A cuatro meses de asumir el poder, Donald Trump inició una de las ofensivas más agresivas contra la migración irregular en Estados Unidos, bajo el lema de restaurar el “imperio de la ley”.

Su administración implementó un sistema obligatorio de registro biométrico que exige a inmigrantes indocumentados mayores de 14 años entregar sus huellas digitales al gobierno federal.

Quienes se nieguen enfrentan multas o cárcel. El Departamento de Seguridad Nacional (DHS) habilitó una aplicación que también permite reportar salidas voluntarias, promoviendo una especie de “autodeportación”.
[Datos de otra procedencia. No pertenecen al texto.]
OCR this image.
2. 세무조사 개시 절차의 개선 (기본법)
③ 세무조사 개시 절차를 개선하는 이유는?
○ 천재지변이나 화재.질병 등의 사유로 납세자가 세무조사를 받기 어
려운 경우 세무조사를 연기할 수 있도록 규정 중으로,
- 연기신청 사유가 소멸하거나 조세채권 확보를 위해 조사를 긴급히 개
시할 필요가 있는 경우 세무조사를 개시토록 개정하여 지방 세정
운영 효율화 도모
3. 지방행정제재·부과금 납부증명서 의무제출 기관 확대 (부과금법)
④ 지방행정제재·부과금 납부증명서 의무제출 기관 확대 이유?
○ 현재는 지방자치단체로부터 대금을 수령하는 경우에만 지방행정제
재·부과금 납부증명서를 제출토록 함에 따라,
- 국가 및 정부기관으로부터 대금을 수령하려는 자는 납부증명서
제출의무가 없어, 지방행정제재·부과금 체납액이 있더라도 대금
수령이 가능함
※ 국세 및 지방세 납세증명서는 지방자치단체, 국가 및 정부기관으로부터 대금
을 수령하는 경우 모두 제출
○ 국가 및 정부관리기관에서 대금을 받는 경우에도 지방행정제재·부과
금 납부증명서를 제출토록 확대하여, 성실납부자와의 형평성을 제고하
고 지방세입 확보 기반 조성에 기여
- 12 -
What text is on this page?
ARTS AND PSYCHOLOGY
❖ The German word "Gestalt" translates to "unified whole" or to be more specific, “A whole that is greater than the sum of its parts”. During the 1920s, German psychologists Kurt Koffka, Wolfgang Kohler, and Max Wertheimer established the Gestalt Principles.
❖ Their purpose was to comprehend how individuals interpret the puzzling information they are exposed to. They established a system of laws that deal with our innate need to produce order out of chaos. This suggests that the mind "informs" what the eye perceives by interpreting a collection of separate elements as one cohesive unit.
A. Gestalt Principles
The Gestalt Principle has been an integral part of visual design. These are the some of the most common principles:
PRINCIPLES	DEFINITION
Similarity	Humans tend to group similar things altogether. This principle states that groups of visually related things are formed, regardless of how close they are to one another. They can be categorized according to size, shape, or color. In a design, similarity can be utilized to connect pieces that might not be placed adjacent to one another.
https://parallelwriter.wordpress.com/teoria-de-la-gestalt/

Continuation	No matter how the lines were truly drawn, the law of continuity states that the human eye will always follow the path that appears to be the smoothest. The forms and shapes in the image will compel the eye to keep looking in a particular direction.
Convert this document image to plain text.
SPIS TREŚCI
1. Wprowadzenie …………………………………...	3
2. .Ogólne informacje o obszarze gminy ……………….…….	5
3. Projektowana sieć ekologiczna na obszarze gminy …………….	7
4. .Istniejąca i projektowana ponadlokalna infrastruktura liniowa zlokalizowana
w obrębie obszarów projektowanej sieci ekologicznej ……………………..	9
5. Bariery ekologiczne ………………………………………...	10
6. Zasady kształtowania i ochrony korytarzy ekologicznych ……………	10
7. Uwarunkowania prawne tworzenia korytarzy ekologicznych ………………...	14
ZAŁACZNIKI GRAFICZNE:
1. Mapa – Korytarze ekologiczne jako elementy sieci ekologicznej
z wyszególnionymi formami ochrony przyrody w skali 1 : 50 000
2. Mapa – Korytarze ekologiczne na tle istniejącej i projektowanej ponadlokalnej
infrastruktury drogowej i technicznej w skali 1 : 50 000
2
El control migratorio incluye el acceso a información fiscal del Servicio de Impuestos Internos (IRS) y el uso del número de Seguro Social como herramienta de identificación migratoria.

También se firmaron acuerdos con empresas privadas para realizar inspecciones laborales sorpresivas, como ocurrió en restaurantes de Washington, donde agentes armados actuaron sin orden judicial.

El cerco se extendió a universidades. Autoridades detuvieron a líderes estudiantiles, como Mahmoud Khalil, por participar en protestas propalestinas, lo que generó críticas por prácticas similares a las del siglo XX.

Investigaciones por presunto antisemitismo derivaron en interrogatorios a empleados sobre su religión, generando alarma entre académicos y defensores de derechos civiles.

Incluso el sistema de salud fue involucrado. El secretario de Salud impulsó un registro de enfermedades, incluyendo a personas con autismo, y los Institutos Nacionales de Salud empezaron a recolectar datos médicos.

Aunque no hay pruebas de que esta información se use con fines migratorios, su cruce con otras bases de datos preocupa a organizaciones civiles.

Las medidas consolidan un entramado de vigilancia masiva que intensifica el temor entre comunidades migrantes, marcando un giro radical en la política migratoria estadounidense.